Plus rien ne doit échapper, désormais : du balayeur au directeur le salarié doit être prisonnier de son travail, prisonnier de son entreprise. La société Novartis vient d’innover en ce domaine, en édictant un « code de conduite » visant à limiter les « conflits d’intérêt »

Par exemple, un salarié doit demander une autorisation s’il a l’intention d’épouser une personne travaillant chez un concurrent, ou en relation d’affaires avec lui. Le salarié doit également signaler ses activités hors de l’entreprise. Novartis d’ailleurs met en garde : toute activité « qu’elle soit de type gouvernemental, politique ou bénévole, peut générer une baisse de la productivité et de l’efficacité d’un collaborateur créant ainsi un conflit d’intérêts ».

Ne vous couchez pas trop tard (parce que vous avez eu une réunion), ne consacrez pas votre dimanche à accompagner une équipe de foot, n’organisez pas une pièce de théâtre : tout cela prend du temps et de l’énergie. Le salarié doit rester entièrement disponible, pour l’entreprise.

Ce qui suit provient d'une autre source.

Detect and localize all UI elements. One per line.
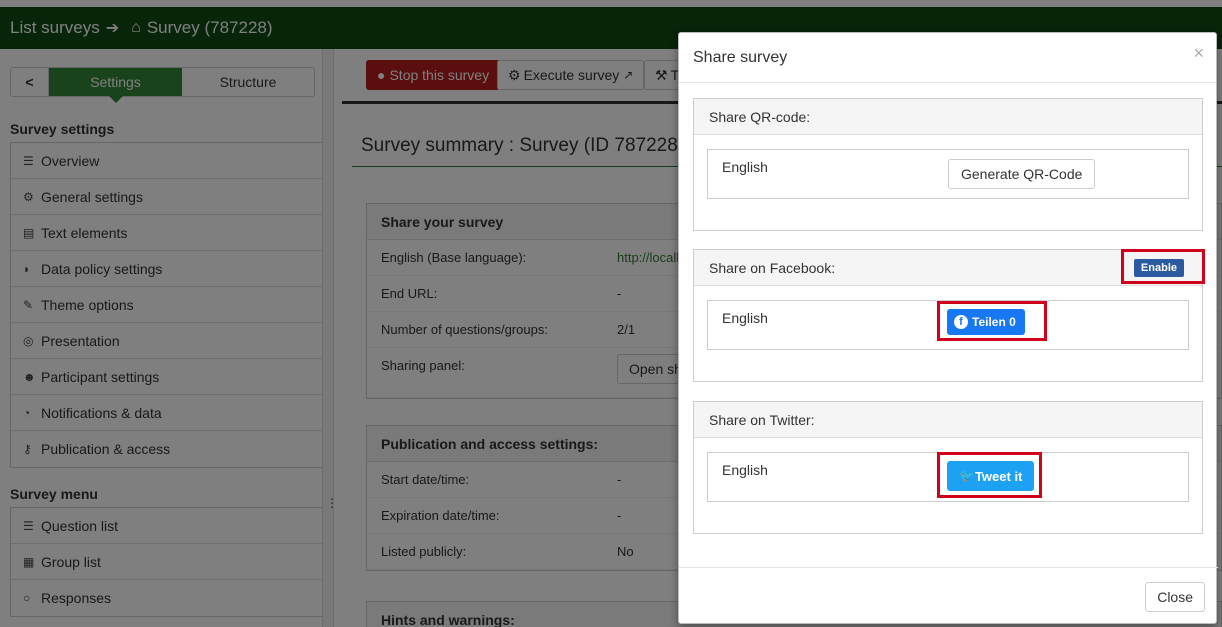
section-heading-label: Share on Facebook: — [709, 259, 836, 276]
highlight-facebook-share — [937, 301, 1047, 341]
share-qr-section: Share QR-code: English Generate QR-Code — [693, 98, 1203, 231]
highlight-tweet — [937, 452, 1042, 498]
generate-qr-code-button[interactable]: Generate QR-Code — [948, 159, 1096, 189]
highlight-enable — [1121, 249, 1205, 284]
qr-language-row: English Generate QR-Code — [707, 149, 1189, 199]
modal-header: Share survey × — [679, 33, 1216, 83]
modal-title: Share survey — [693, 48, 788, 66]
section-heading: Share on Twitter: — [694, 402, 1202, 438]
section-heading: Share QR-code: — [694, 99, 1202, 135]
language-label: English — [722, 310, 768, 326]
modal-footer: Close — [679, 567, 1218, 625]
close-button[interactable]: Close — [1145, 582, 1205, 612]
close-icon[interactable]: × — [1193, 44, 1204, 62]
language-label: English — [722, 159, 768, 175]
language-label: English — [722, 462, 768, 478]
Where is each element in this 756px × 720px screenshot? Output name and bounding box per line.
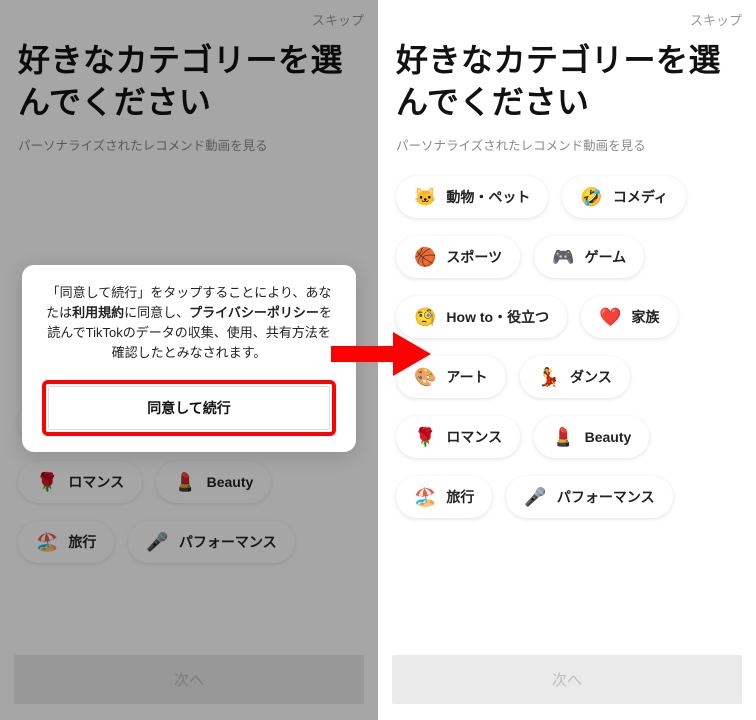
chip-label: ダンス bbox=[570, 367, 612, 387]
chip-travel[interactable]: 🏖️ 旅行 bbox=[396, 476, 492, 518]
romance-icon: 🌹 bbox=[414, 428, 436, 446]
screen-after: スキップ 好きなカテゴリーを選んでください パーソナライズされたレコメンド動画を… bbox=[378, 0, 756, 720]
skip-link[interactable]: スキップ bbox=[690, 10, 742, 29]
page-title: 好きなカテゴリーを選んでください bbox=[378, 35, 756, 123]
chip-label: パフォーマンス bbox=[557, 487, 655, 507]
chip-label: ゲーム bbox=[585, 247, 627, 267]
terms-link[interactable]: 利用規約 bbox=[72, 305, 124, 320]
page-subtitle: パーソナライズされたレコメンド動画を見る bbox=[0, 123, 378, 172]
performance-icon: 🎤 bbox=[524, 488, 546, 506]
next-button[interactable]: 次へ bbox=[392, 655, 742, 704]
chip-travel[interactable]: 🏖️ 旅行 bbox=[18, 521, 114, 563]
chip-label: ロマンス bbox=[68, 472, 124, 492]
chip-game[interactable]: 🎮 ゲーム bbox=[534, 236, 644, 278]
arrow-right-icon bbox=[331, 332, 431, 376]
chip-romance[interactable]: 🌹 ロマンス bbox=[396, 416, 520, 458]
travel-icon: 🏖️ bbox=[414, 488, 436, 506]
page-title: 好きなカテゴリーを選んでください bbox=[0, 35, 378, 123]
screen-before: スキップ 好きなカテゴリーを選んでください パーソナライズされたレコメンド動画を… bbox=[0, 0, 378, 720]
skip-row: スキップ bbox=[378, 0, 756, 35]
chip-beauty[interactable]: 💄 Beauty bbox=[534, 416, 649, 458]
chip-dance[interactable]: 💃 ダンス bbox=[520, 356, 630, 398]
chip-label: How to・役立つ bbox=[446, 307, 549, 327]
chip-romance[interactable]: 🌹 ロマンス bbox=[18, 461, 142, 503]
chip-family[interactable]: ❤️ 家族 bbox=[581, 296, 677, 338]
chip-label: Beauty bbox=[207, 474, 254, 490]
chip-label: コメディ bbox=[613, 187, 668, 207]
category-chips: 🐱 動物・ペット 🤣 コメディ 🏀 スポーツ 🎮 ゲーム 🧐 How to・役立… bbox=[378, 172, 756, 647]
skip-link[interactable]: スキップ bbox=[312, 10, 364, 29]
romance-icon: 🌹 bbox=[36, 473, 58, 491]
cat-icon: 🐱 bbox=[414, 188, 436, 206]
laugh-icon: 🤣 bbox=[580, 188, 602, 206]
basketball-icon: 🏀 bbox=[414, 248, 436, 266]
chip-label: Beauty bbox=[585, 429, 632, 445]
consent-text: 「同意して続行」をタップすることにより、あなたは利用規約に同意し、プライバシーポ… bbox=[42, 283, 336, 364]
travel-icon: 🏖️ bbox=[36, 533, 58, 551]
skip-row: スキップ bbox=[0, 0, 378, 35]
consent-text-part: に同意し、 bbox=[124, 305, 189, 320]
chip-beauty[interactable]: 💄 Beauty bbox=[156, 461, 271, 503]
agree-continue-button[interactable]: 同意して続行 bbox=[48, 386, 330, 430]
chip-performance[interactable]: 🎤 パフォーマンス bbox=[128, 521, 294, 563]
beauty-icon: 💄 bbox=[174, 473, 196, 491]
highlight-box: 同意して続行 bbox=[42, 380, 336, 436]
privacy-link[interactable]: プライバシーポリシー bbox=[189, 305, 319, 320]
chip-label: パフォーマンス bbox=[179, 532, 277, 552]
performance-icon: 🎤 bbox=[146, 533, 168, 551]
chip-label: 家族 bbox=[632, 307, 660, 327]
chip-label: スポーツ bbox=[446, 247, 502, 267]
monocle-icon: 🧐 bbox=[414, 308, 436, 326]
chip-label: 動物・ペット bbox=[446, 187, 530, 207]
chip-label: ロマンス bbox=[446, 427, 502, 447]
chip-animals[interactable]: 🐱 動物・ペット bbox=[396, 176, 548, 218]
chip-performance[interactable]: 🎤 パフォーマンス bbox=[506, 476, 672, 518]
chip-label: 旅行 bbox=[446, 487, 474, 507]
dance-icon: 💃 bbox=[538, 368, 560, 386]
heart-icon: ❤️ bbox=[599, 308, 621, 326]
beauty-icon: 💄 bbox=[552, 428, 574, 446]
next-button[interactable]: 次へ bbox=[14, 655, 364, 704]
consent-dialog: 「同意して続行」をタップすることにより、あなたは利用規約に同意し、プライバシーポ… bbox=[22, 265, 356, 452]
page-subtitle: パーソナライズされたレコメンド動画を見る bbox=[378, 123, 756, 172]
chip-label: アート bbox=[446, 367, 487, 387]
gamepad-icon: 🎮 bbox=[552, 248, 574, 266]
arrow-annotation bbox=[331, 332, 431, 376]
chip-label: 旅行 bbox=[68, 532, 96, 552]
chip-comedy[interactable]: 🤣 コメディ bbox=[562, 176, 685, 218]
chip-sports[interactable]: 🏀 スポーツ bbox=[396, 236, 520, 278]
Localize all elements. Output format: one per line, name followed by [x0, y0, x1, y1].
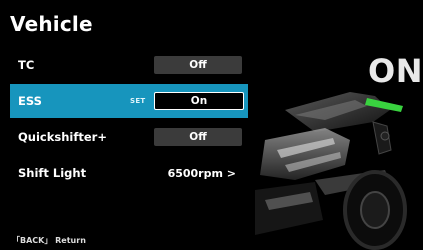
- ess-value: On: [154, 92, 244, 110]
- back-return-hint: 「BACK」 Return: [12, 236, 86, 245]
- menu-item-shift-light[interactable]: Shift Light 6500rpm >: [10, 156, 248, 190]
- menu-item-label: Shift Light: [18, 166, 87, 180]
- shift-light-value: 6500rpm >: [167, 166, 236, 180]
- menu-item-label: ESS: [18, 94, 42, 108]
- page-title: Vehicle: [10, 12, 93, 36]
- menu-item-quickshifter[interactable]: Quickshifter+ Off: [10, 120, 248, 154]
- menu-item-label: TC: [18, 58, 35, 72]
- motorcycle-rear-light-icon: [255, 92, 407, 250]
- menu-item-tc[interactable]: TC Off: [10, 48, 248, 82]
- menu-item-ess[interactable]: ESS SET On: [10, 84, 248, 118]
- tc-value: Off: [154, 56, 242, 74]
- quickshifter-value: Off: [154, 128, 242, 146]
- menu-item-label: Quickshifter+: [18, 130, 107, 144]
- set-tag: SET: [130, 97, 146, 105]
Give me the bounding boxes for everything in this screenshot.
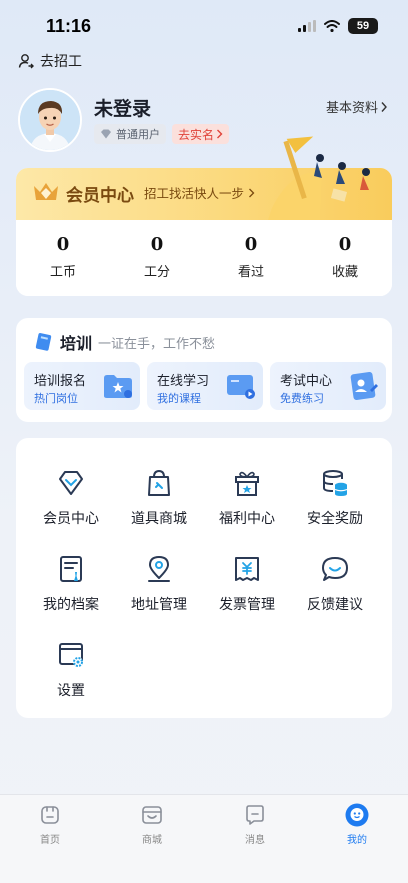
battery-icon: 59: [348, 18, 378, 34]
user-badges: 普通用户 去实名: [94, 124, 230, 144]
chevron-right-icon: [248, 188, 254, 198]
status-time: 11:16: [46, 16, 92, 36]
home-icon: [41, 806, 59, 824]
cellular-signal-icon: [298, 20, 316, 32]
stat-value: 0: [56, 234, 70, 255]
service-settings[interactable]: 设置: [26, 640, 116, 700]
crown-diamond-icon: [34, 183, 58, 200]
member-stats: 0 工币 0 工分 0 看过 0 收藏: [16, 220, 392, 296]
training-card-title: 在线学习: [157, 373, 210, 388]
service-label: 安全奖励: [307, 510, 363, 526]
service-label: 地址管理: [131, 596, 187, 612]
service-label: 会员中心: [43, 510, 99, 526]
training-header: 培训 一证在手，工作不愁: [34, 330, 215, 354]
service-props-mall[interactable]: 道具商城: [114, 468, 204, 528]
stat-label: 收藏: [331, 264, 358, 279]
stat-label: 看过: [237, 264, 264, 279]
stat-value: 0: [244, 234, 258, 255]
member-center-subtitle: 招工找活快人一步: [144, 183, 255, 202]
coin-stack-icon: [323, 470, 348, 496]
stat-points[interactable]: 0 工分: [110, 220, 204, 296]
training-card-subtitle: 热门岗位: [34, 393, 78, 405]
tab-label: 商城: [142, 835, 162, 846]
tab-label: 首页: [40, 835, 60, 846]
stat-value: 0: [150, 234, 164, 255]
training-card-title: 培训报名: [34, 373, 87, 388]
service-label: 福利中心: [219, 510, 275, 526]
avatar[interactable]: [18, 88, 82, 152]
service-label: 反馈建议: [307, 596, 363, 612]
verify-label: 去实名: [178, 127, 215, 142]
service-member-center[interactable]: 会员中心: [26, 468, 116, 528]
user-name: 未登录: [94, 99, 152, 120]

Le secrétaire (CFDT) du comité d’établissement de Novartis Pharma France et la fédération FO, ont saisi le tribunal des référés de Nanterre qui leur a donné raison en disant, dans un jugement du 14 octobre 2004, que ces dispositions constituent « un trouble manifestement illicite en ce qu’elles portent atteinte à la vie privée du personnel » et présentent un « risque pour la santé mentale du personnel ».

Novartis a décidé de faire appel.

(Novartis est un leader mondial dans la recherche et le développement
de produits innovants pour la santé humaine et animale) . La société à été crée en 1996, à la suite de la fusion des deux groupes suisses
Ciba-Geigy et Sandoz.


Ecrit le 31 août 2015 :

On connaissait le chantage à l’emploi, les salariés contraints de réduire leurs salaires ou d’allonger leur temps de travail pour empêcher une délocalisation, ceux qui se voyaient proposer de conserver leur emploi mais... en Roumanie et pour 300 euros par mois, etc.

Voici une nouvelle illustration du peu de marge de manœuvre des salariés. Une orfèvrerie mosellane, qui délocalise sa production vers la Chine, veut imposer le silence à ses salariés licenciés - notamment vis-à-vis de la presse - en les menaçant de les priver de leurs indemnités de licenciement.

Ils ont dû s’engager à ne pas contester la procédure devant les Prud’hommes, à ne pas « participer ou s’associer, directement ou indirectement à une quelconque action, procédure ou mouvement contraire aux intérêts de la société ou à ses dirigeants (tel que blocage, occupation, entrave à la circulation, article de presse) », stipule le document que s’est procuré TF1.fr.

En cas de non-respect de cet accord, les anciens salariés devront rembourser l’entreprise.

Ce texte est « anormal » et comporte des « dispositions illégales qui touchent aux droits fondamentaux des personnes », a estimé M. Michel Bernard, sous-préfet de Metz-Campagne.

Un Sous-Préfet comme ça, ça devient rare de nos jours !

Dans cette orfèvrerie, le silence est d’or’, comme les bijoux.